Management uses these oil and gas metrics for its own performance measurements and to provide shareholders with measures to compare the Company's operations over time. Readers are cautioned that the information provided by these metrics, or that can be derived from the metrics presented in this news release, should not be relied upon for investment or other purposes.

Financial Information

Certain financial information included in this news release is per Hemisphere's preliminary unaudited financial statements for the year ended December 31, 2023, which have not yet been approved by the Company's Audit Committee or Board of Directors and therefore represents management's estimates. Readers are advised that these financial estimates may be subject to change as a result of the completion of the independent audit on Hemisphere's financial statements for the year ended December 31, 2023, and the review and approval of same with the Company's Audit Committee and Board of Directors. All amounts are expressed in Canadian dollars unless otherwise noted.

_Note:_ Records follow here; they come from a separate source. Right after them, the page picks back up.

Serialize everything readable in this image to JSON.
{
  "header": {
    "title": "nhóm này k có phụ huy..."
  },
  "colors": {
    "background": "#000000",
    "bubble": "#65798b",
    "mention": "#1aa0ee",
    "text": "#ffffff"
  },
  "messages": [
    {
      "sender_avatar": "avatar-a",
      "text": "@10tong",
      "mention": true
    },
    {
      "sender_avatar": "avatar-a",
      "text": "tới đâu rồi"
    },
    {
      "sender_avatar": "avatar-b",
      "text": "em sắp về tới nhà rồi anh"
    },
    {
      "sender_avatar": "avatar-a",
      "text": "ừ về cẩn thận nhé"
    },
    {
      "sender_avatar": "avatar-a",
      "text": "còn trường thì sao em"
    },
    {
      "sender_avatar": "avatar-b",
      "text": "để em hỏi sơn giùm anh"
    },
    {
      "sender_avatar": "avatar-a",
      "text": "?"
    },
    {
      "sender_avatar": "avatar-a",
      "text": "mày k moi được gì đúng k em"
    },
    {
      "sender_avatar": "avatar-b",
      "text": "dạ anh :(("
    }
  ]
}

Non-IFRS and Other Specified Financial Measures

Certain measures commonly used in the oil and natural gas industry referred to herein, including "Working Capital" and "Operating field netback", do not have standardized meanings prescribed by IFRS and therefore may not be comparable with the calculation of similar measures by other companies. These non-IFRS measures are further described and defined below. Investors are cautioned that these measures should not be construed as alternatives to or more meaningful than the most directly comparable IFRS measures as indicators of Hemisphere's performance. Set forth below are descriptions of the non-IFRS financial measures used in this news release.

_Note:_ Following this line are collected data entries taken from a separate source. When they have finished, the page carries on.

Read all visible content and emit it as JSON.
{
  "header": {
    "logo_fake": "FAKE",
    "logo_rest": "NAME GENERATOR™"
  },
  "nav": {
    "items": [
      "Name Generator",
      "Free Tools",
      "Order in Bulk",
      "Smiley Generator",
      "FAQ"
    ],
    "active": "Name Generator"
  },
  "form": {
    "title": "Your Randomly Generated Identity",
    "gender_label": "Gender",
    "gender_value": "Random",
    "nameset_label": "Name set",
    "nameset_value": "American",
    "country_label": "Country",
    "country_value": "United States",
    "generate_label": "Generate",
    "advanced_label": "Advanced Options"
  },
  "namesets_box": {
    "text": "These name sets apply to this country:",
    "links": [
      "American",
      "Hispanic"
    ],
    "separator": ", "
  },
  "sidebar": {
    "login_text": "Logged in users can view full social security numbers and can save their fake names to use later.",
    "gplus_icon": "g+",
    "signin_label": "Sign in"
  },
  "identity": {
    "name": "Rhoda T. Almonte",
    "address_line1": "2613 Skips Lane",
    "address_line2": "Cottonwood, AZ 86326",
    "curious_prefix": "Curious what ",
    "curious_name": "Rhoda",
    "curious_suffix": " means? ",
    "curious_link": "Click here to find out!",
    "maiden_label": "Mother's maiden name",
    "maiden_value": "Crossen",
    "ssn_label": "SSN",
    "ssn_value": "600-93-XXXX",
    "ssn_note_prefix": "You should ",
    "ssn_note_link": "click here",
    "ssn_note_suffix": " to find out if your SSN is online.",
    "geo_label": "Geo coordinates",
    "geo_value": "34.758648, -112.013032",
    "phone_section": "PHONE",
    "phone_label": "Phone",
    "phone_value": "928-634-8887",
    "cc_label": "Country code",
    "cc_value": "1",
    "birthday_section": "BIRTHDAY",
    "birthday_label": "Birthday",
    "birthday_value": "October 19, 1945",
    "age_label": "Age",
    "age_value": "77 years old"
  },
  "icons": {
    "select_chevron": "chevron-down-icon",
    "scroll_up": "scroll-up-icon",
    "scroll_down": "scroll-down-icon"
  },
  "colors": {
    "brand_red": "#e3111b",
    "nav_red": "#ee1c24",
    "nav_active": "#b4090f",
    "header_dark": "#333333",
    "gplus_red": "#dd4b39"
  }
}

"Working Capital" is closely monitored by the Company to ensure that its capital structure is maintained by a strong balance sheet to fund the future growth of the Company. Working Capital is used in this document in the context of liquidity and is calculated as the total of the Company's bank debt plus current assets, less current liabilities, excluding the fair value of financial instruments, lease and decommissioning liabilities.

($MM)
Twelve Months Ended
December 31, 2022
(unaudited)

Bank debt$-
Current assets
13.3
Current liabilities
(9.9)
Working Capital$3.4

 

"Operating field netback" is calculated as oil and gas sales, less royalties, operating expenses, and transportation costs on an absolute and per barrel of oil equivalent basis. Operating netback per boe and Operating field netback per boe are calculated by dividing the respective terms by the applicable barrels of oil equivalent of production. A reconciliation of Operating netback and Operating field netback per boe to the most directly comparable measure calculated and presented in accordance with IFRS is as follows:

($/boe)
Twelve Months Ended
December 31, 2022
(unaudited)

Average realized sales$74.05
Royalties
(14.89)
Operating and transportation expenses
(13.75)
Operating field netback$45.41

 

The Company has provided additional information on how these measures are calculated in the Management's Discussion and analysis for the year ended December 31, 2022 and for the three and nine month periods ended September 30, 2023, which are available under the Company's SEDAR+ profile at www.sedarplus.ca.

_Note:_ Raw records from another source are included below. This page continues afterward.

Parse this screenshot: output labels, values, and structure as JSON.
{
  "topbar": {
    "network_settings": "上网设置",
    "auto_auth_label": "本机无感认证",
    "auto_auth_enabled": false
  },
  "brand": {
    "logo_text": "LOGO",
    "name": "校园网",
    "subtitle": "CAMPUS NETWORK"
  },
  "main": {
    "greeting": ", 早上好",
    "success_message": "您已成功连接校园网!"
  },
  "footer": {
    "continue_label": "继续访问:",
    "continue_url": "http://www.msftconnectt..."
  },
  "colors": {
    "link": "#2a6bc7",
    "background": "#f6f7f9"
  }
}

Neither the TSX Venture Exchange nor its Regulation Services Provider (as that term is defined in the policies of the TSX Venture Exchange) accepts responsibility for the adequacy or accuracy of this news release.


1 Working Capital is a non-IFRS measure that does not have any standardized meaning under IFRS and therefore may not be comparable to similar measures presented by other entities. Refer to the sections "Non-IFRS and Other Specified Financial Measures" and "Financial Information".